The distinction is important, because as much as you can draw up plans, they become obsolete as soon as the battles begin. Things change dynamically at every corner and moment. But your readiness, anticipation and ability to adapt at every turn will prove the difference between whether you survive or perish. Life is a contact sport. Life is not a straight line.
I’ve read that the most effective and successful leaders are able to sustain a sharp, localized focus in the present moment and at the same time, could manage a broad visionary context of the future. They are relentless in running the daily processes while at the same time, keeping the end goal clearly in mind.
Effective people can bridge these two realities (present reality and future goals) as they navigate through change. Admittedly, doing so can be a real challenge in the face of dynamic and dramatic challenges that change can bring.
Trust Our Resiliency
There are times even our highest purpose and values aren’t enough to carry us through change. At times like these when things are changing so rapidly, all we can do is trust.

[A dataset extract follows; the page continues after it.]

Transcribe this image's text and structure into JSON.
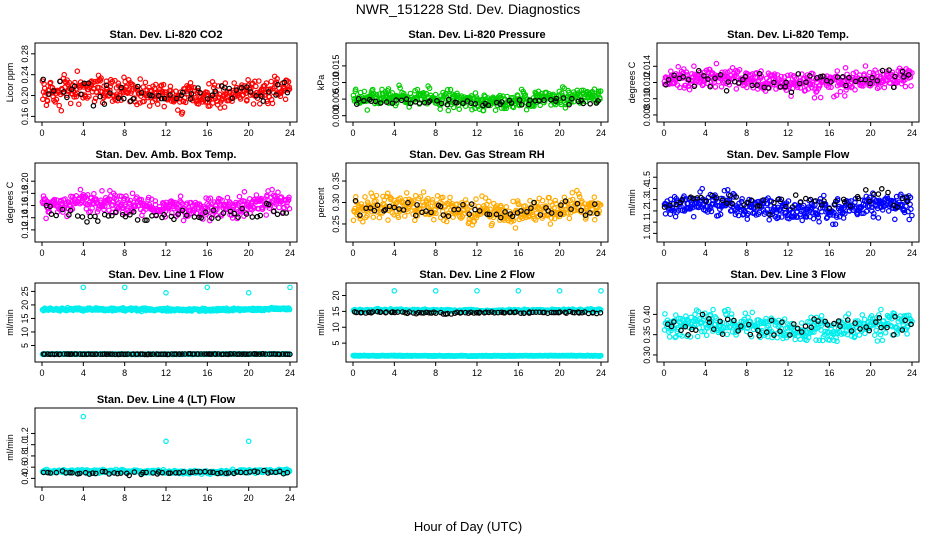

Life is many times like driving through the fog at night. You can only see as far as where your headlights allow you to see. All you can do is trust your headlights throughout the whole trip, and you will eventually arrive at your desired destination.
“Man never made any material as resilient as the human spirit.” ~ Ben Williams
The human species have been known to be adaptable and resilient through the ages. Darwin said that it’s adaptability, not strength, that’s the most important trait for survival.
Researchers have documented that we have this innate “self-righting tendency” that exists inside of everyone. We are resilient by default, and are hard-wired to bounce back from adversities. We are built with “internal buffers” to withstand life traumas and stress. And we can build upon them by enlisting support from other individuals and organizations. We are resilient as individuals and we are even more resilient together as organizations.
How many times have you turn out alright in the end, when you initially thought you aren’t going to be okay when facing something “bad” or uncertain change? We are more resilient than we give ourselves credit for!
1) Do your mind live more in the present, in the past or in the future?
2) What can you do today that your future self will thank you for?
3) Knowing that you are innately resilient and trusting that you are going to be okay no matter what, what big steps will you take toward your desired future?